The “Great Council of Christendom” occurred 800 years ago at the peak of the Middle Ages, and it remains a blind spot, said Dr. Andrew W. Jones on Oct. 20, regarding his findings and his hope to bring attention to this council.

In his talk, “The Liturgical Cosmos,” delivered in the Gentile Gallery, Jones, a Franciscan University adjunct professor of ecclesiology, said that the council, also known as the Fourth Lateran Council, brought together 400 bishops, 71 archbishops and patriarchs, 800 abbots and thousands of lesser clergy and lay people. Jones proposed that the medieval worldview is enshrined in the canons and decrees of this council.

“It’s a notion of a society of the baptized that encompasses all their lives, in which is rooted ultimately in a scriptural, liturgical and sacramental worldview,” he said.

“At Lateran four we see the church government, the church sanctifying and defending a baptized people and really attempting to build a society of faith, hope and charity and believing it could do so. Lateran four shows us Christianity at its most optimistic,” said Jones.

He continued, “Lateran four is the council of a world that understood itself through the Scripture(s) and the liturgy. History, politics, economics, cosmology … all such structures were ultimately built on a liturgical foundation. This world is also the world of Scripture. Scripture is understood liturgically, and liturgy was living out in Scripture. They were inseparable and provided the very framework through which reality was understood and action was taken. So this is the vision I’m going to try and share with you … over the course of the next two weeks.”

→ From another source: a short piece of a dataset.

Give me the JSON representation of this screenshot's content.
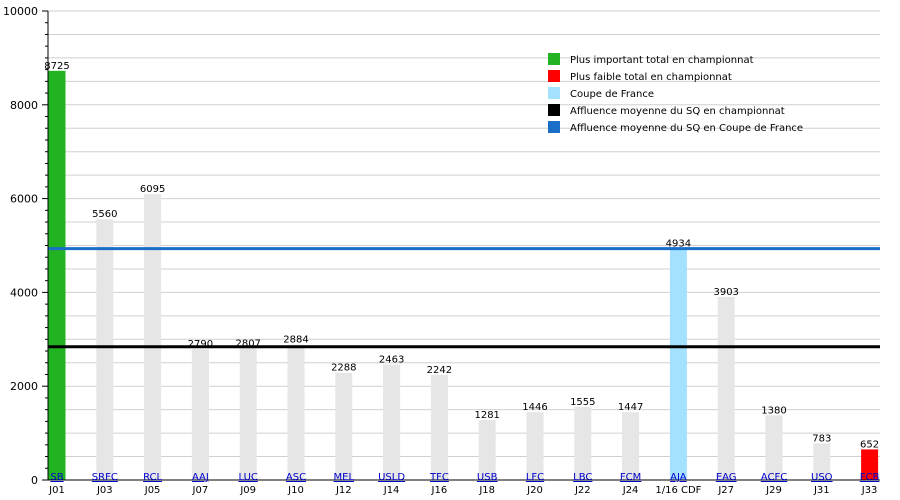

Jones called this vision the four senses of Scripture or the four senses of reality. He said that Pope Innocent III, who called and presided over the Fourth Lateran Council, referred to them as the four theological understandings.

Jones said that it is these understandings, as well as the reforms that the Fourth Lateran Council enacted and how the council impacts the church through the ages that are going to be the subject of the coming lectures. These talks will be Oct. 27 and Nov. 3.